En ese clima de descontrol, empezaron a circular historias cada vez más siniestras. Una interna apareció desnuda en una casilla rural, denunciando que había sido violada y que allí había visto a Cecilia atada y golpeada; nada de eso pudo probarse. Una vidente llegó a la colonia, habló con los familiares y pronosticó que “Giubileo no aparecerá nunca más”; con el tiempo, aquella frase se convirtió en un resumen brutal del caso. Había demasiadas versiones y ninguna evidencia sólida.
Las hipótesis oficiales y mediáticas fueron mutando, a veces rozando lo delirante. Se habló de que algún paciente podría haberla atacado, pero no hubo señales de lucha ni de violencia que sostuvieran esa teoría. Se barajó un secuestro extorsivo, pero nunca llegó un pedido de rescate, pese a que se supo que Cecilia guardaba 3.000 dólares en su casa de Luján, escondidos en una caja de Maizena. Se insinuó una fuga voluntaria, incluso rumores de que habría “cruzado a Uruguay” o “rehecho su vida en otro país”, pero ningún rastro documentado apareció jamás.
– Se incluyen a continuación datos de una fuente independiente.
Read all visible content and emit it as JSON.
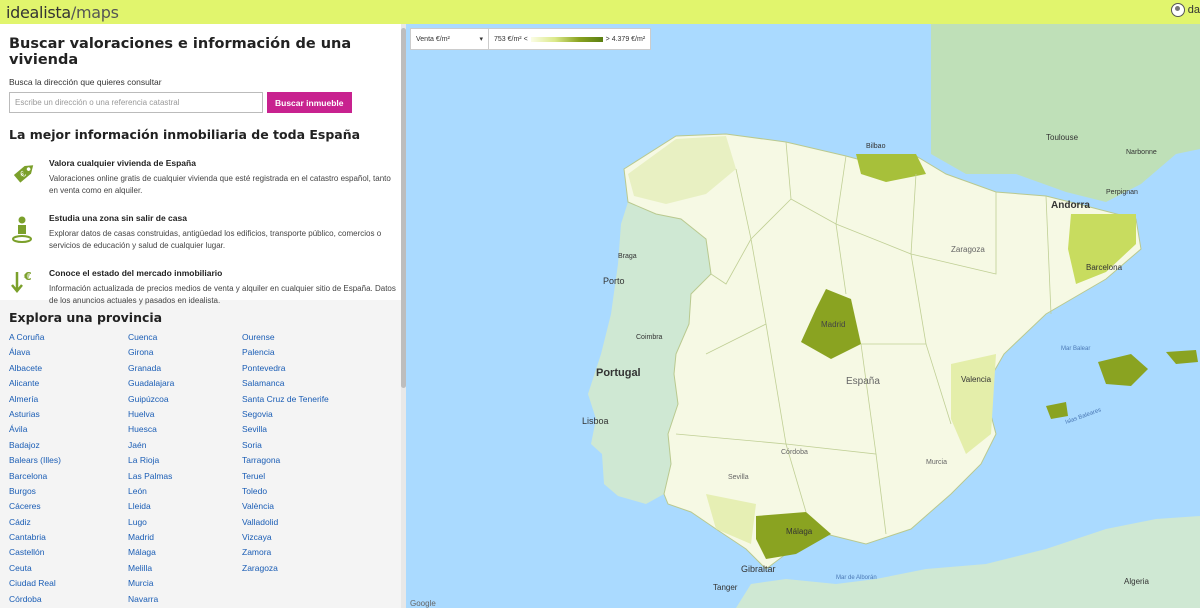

La hipótesis que más escalofríos produjo fue la que conectaba la desaparición con denuncias internas sobre abusos en la colonia. El abogado de la familia, Marcelo Parrilli, y el ex novio de Cecilia, Francisco Merino, contaron años después que ella estaba asustada, que les había dicho por teléfono que en Montes de Oca “pasaban cosas graves con los pacientes” y que la estaban presionando por querer denunciar “irregularidades”. Merino relató que Cecilia le habló de supuestos casos de pacientes a quienes les sacaban córneas y órganos y luego los hacían desaparecer, algo que otros profesionales del hospital consideran técnicamente inverosímil dentro de la propia colonia, pero que abre la puerta a otra sospecha: que pudiera haber tráfico de personas o derivaciones clandestinas fuera del predio. Nada de esto fue probado judicialmente, pero muestra el nivel de terror que ella misma sentía en los días previos.
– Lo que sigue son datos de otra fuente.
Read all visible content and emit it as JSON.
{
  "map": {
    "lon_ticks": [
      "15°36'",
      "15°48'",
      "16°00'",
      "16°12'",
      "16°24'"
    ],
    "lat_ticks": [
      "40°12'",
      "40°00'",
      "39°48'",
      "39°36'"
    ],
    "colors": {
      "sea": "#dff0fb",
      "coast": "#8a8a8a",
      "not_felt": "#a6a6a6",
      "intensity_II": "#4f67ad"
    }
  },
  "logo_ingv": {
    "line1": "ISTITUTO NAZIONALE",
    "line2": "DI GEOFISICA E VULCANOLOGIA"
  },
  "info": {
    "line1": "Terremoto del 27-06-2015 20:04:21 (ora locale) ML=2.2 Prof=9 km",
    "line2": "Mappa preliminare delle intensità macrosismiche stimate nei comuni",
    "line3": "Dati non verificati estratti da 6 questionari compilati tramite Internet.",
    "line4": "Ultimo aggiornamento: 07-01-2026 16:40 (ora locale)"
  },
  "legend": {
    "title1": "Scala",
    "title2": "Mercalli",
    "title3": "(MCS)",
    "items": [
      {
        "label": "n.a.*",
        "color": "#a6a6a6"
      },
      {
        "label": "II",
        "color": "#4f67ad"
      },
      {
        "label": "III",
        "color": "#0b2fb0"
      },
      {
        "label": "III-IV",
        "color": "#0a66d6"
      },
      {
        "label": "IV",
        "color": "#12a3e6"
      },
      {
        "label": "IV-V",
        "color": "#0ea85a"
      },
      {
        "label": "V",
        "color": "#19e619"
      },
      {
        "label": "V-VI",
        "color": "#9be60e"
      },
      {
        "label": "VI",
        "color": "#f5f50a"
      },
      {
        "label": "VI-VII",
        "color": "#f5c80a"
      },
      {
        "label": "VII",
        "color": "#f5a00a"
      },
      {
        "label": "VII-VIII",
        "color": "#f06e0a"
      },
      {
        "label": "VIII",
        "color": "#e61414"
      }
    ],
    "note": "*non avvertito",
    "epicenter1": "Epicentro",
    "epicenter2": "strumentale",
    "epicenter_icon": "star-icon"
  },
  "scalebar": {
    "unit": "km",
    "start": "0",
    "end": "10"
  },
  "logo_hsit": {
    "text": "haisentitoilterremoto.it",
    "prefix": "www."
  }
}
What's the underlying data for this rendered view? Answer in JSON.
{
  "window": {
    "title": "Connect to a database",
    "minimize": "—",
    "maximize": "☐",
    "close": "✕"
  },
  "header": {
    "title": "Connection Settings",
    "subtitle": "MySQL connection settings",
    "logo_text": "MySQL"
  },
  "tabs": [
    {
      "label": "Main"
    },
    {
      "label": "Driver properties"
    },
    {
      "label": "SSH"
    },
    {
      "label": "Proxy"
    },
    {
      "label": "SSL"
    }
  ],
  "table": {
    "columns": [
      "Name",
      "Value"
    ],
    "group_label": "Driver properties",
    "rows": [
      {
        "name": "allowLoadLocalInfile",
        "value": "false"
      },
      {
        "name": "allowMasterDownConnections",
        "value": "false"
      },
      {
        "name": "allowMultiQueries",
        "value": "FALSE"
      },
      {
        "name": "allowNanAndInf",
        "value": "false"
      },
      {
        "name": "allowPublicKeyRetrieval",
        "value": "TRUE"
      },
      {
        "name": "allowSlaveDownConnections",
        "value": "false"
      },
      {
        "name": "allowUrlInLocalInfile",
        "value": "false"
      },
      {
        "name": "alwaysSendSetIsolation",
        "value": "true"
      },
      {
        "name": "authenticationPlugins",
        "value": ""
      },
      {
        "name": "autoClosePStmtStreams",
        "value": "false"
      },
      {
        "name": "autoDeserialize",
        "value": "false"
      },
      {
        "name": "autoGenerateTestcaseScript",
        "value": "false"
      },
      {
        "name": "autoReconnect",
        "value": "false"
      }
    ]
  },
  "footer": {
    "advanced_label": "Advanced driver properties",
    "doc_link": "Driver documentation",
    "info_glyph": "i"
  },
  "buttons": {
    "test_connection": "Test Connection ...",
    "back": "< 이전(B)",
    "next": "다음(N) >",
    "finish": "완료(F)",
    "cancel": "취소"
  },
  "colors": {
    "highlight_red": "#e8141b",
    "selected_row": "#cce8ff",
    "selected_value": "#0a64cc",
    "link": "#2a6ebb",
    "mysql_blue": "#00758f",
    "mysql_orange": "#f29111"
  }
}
Con el tiempo, el expediente —caratulado como “presunta privación ilegal de la libertad”— engordó hasta las 700 páginas y pasó por varios jueces sin avances contundentes. A finales de los 90, y ya en democracia plena, la causa terminó prescripta en el Juzgado de Transición Nº 2 de Mercedes: ningún imputado, ningún cuerpo, ningún cierre. El caso Giubileo quedó oficialmente impune, archivado… pero nunca del todo olvidado. En los años siguientes, periodistas como Ricardo Filighera y Matías Cambiaggi publicaron libros, antropólogas como Nancy Scheper-Hughes lo analizaron como símbolo de los “fantasmas” de la posdictadura, y cada aniversario reaparece en notas que lo definen como un “misterio sin fin”.
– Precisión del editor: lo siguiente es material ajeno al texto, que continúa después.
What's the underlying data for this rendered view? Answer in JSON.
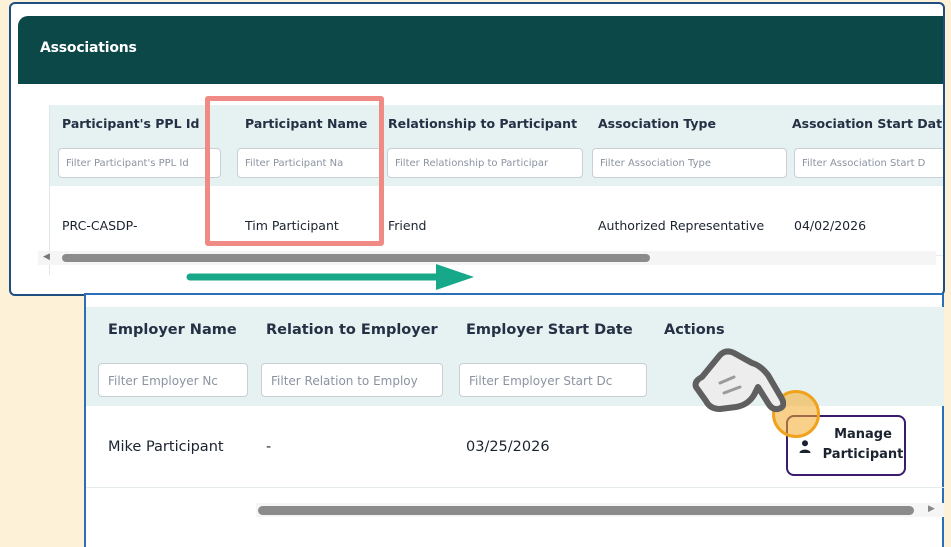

Hoy, a casi 40 años de aquella noche de invierno, el caso de Cecilia Enriqueta Giubileo sigue exactamente en el mismo punto: sin cuerpo, sin escena del crimen, sin culpables, sin una respuesta limpia que su familia pueda abrazar. Para la estadística, es “una de las 25 personas que desaparecen por año en Luján sin dejar rastro”. Para la historia argentina, es algo más oscuro: la médica que entró a hacer una guardia en Montes de Oca y nunca salió; el “fantasma de Open Door” que todavía recorre pabellones, túneles y ciénagas en la memoria de quienes la recuerdan. Y para cualquiera que se asome a su historia desde una pantalla, es una advertencia fría: lo verdaderamente aterrador no siempre es lo que se ve… sino aquello que alguien se encarga de borrar.